Television Broadcasters File Class-Action Lawsuit Against SESAC

A group of television station owners has filed a class-action antitrust lawsuit against SESAC and its affiliated composers and music publishers.  SESAC is a for-profit company that licenses public performance rights to copyrighted music compositions.  The complaint (“Complaint”) filed in a United States District Court in New York alleges that SESAC has engaged in anti-competitive behavior in violation of federal antitrust laws. 

The Complaint asks the court “to restrain and prevent SESAC from perpetuating the unlawful exercise of the monopoly power SESAC has amassed, unilaterally and collectively in conspiracy with and among SESAC [copyright holders], . .  . over the licensing to Plaintiffs and other Class Members of the music performance rights they need to broadcast their scheduled programming.”  In layman’s terms, the television broadcasters have asked the court to force SESAC to stop its anti-competitive conduct with respect to licensing SESAC public performance rights that are embedded in network and syndicated television programming.  The Complaint also seeks treble money damages from SESAC for its alleged violations. 

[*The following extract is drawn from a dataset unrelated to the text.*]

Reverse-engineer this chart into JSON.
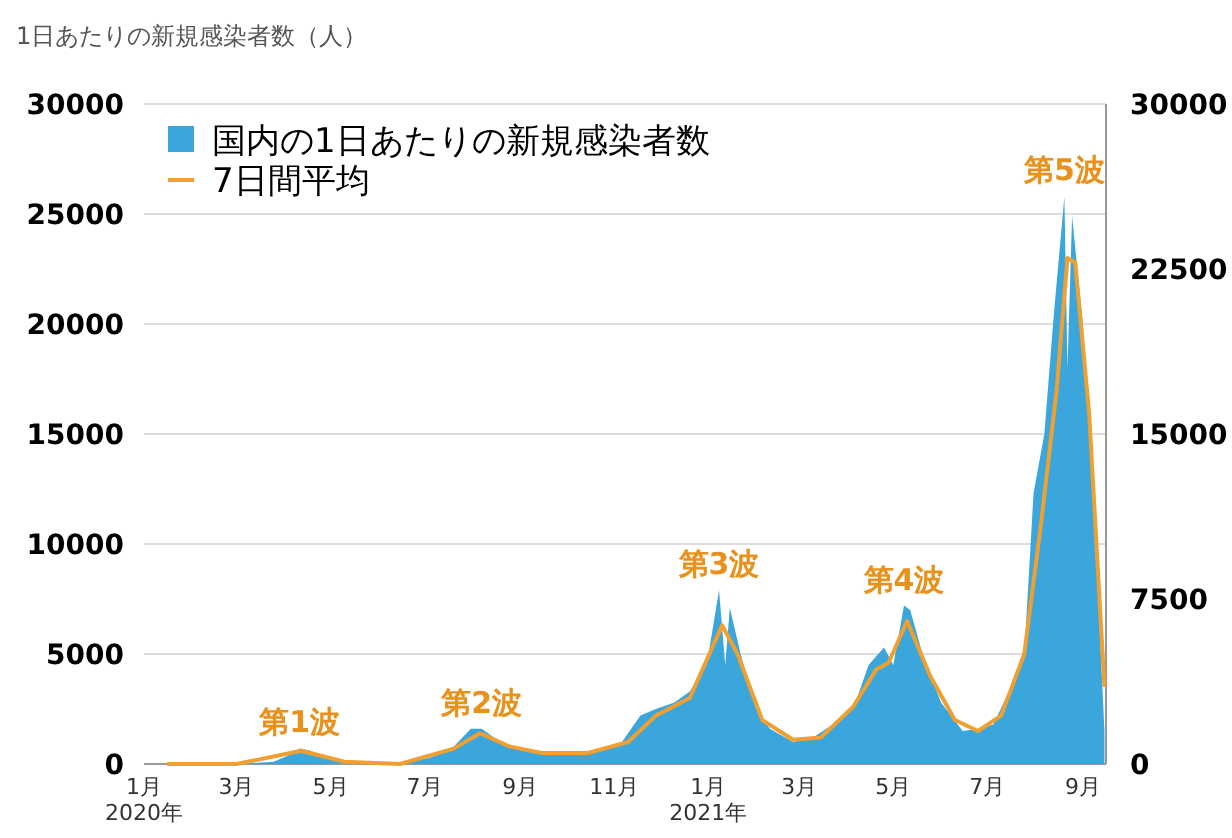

As mentioned above, the lawsuit was filed as a class action, which means that the named plaintiffs are proceeding on behalf of themselves and other members of a particular class—the class in this case is identified generally as local commercial television broadcasters.  If the judge certifies that the case should proceed as a class action, other television broadcasters will be given an opportunity to participate as members of the class and, thus, to be bound by the outcome of the case.  For example, if the court awards monetary damages to the plaintiffs, then participants in the class should also be entitled to some portion of that award.  As of November 18, 2009, the judge has not yet certified the class.  (Assuming the court certifies the class, procedures to notify local commercial television broadcasters and the methods by which class members may choose to or decline to participate in the lawsuit will be ordered by the court.) 

Three entities offer music performance rights licenses for virtually all music broadcast by local television stations—ASCAP, BMI, and SESAC.  Local stations must acquire licenses from each of these organizations because their repertories are exclusive of one another.  For decades, ASCAP and BMI have been operating under consent decrees following the U.S. Department of Justice’s investigation into alleged antitrust violations by those two entities (“Consent Decrees”).  SESAC is not a party to the Consent Decrees and not bound by their terms.  According to the Complaint, “SESAC flaunts its freedom from the competitive safeguards afforded by the Consent Decrees and has clearly  demonstrated its intention to take full advantage of its monopoly power by engaging in many of the very same practices that ASCAP and BMI were barred from continuing . . . .” 

One of two key factual allegations made in the Complaint is that SESAC has taken anti-competitive actions that are “exactly the type of conduct” prohibited by the ASCAP and BMI Consent Decrees and cause the same anti-competitive effects against which the Consent Decrees were designed to protect.  Specifically, the lawsuit claims that SESAC has: 

  • Refused to offer broadcasters an economically viable alternative to its all-or-nothing blanket license and is not required to do so.
  • Purported to offer a per program license alternative to its blanket license, but the terms are “so egregious” that the offer is meaningless.
  • Enhanced the “competition-foreclosing power” of its blanket license by serving as the exclusive licensing agent for its rights holders for many compositions in its repertory.
  • Threatened to withhold access to its entire repertory as a means to extract “supracompetitive” fees from broadcasters.
  • Strategically raided ASCAP and BMI to entice composers whose compositions either are embedded in established syndicated and unlicensed network programming, are widely incorporated in broadcasters’ locally produced programs, or are included in enough commercials that it would be essentially impossible for broadcasters to avoid the compositions.
  • Unfairly refused to disclose accurately the full contents of its repertory, making it impossible to avoid using SESAC music. 
  • Coordinated with its affiliated rights holders an anticompetitive scheme to aggregate compositions from hundreds of different sources into a single repertory.

The Complaint also alleges that SESAC’s scheme to restrain trade and eliminate price competition has had “actual injurious effects” on television broadcasters.  For example, the lawsuit points out that from 2005 to 2007 SESAC offered stations a per program license fee.  The terms of the license for that period were set by an independent panel of arbitrators following a lengthy arbitration proceeding.  According to the Complaint, more than 250 local stations chose to operate under this lower cost, per program structure rather than the blanket license structure.  However, following the expiration of the 2005-2007 license period, SESAC changed the terms of the per program license.  Under the 2005-2007 agreement, only five percent of certain kinds of third-party programming was deemed to contain SESAC music (on which royalties were due); after the 2005-2007 agreement expired, SESAC deemed that 50 percent of such programming would be deemed to contain SESAC music—greatly increasing the fees due from broadcasters to SESAC.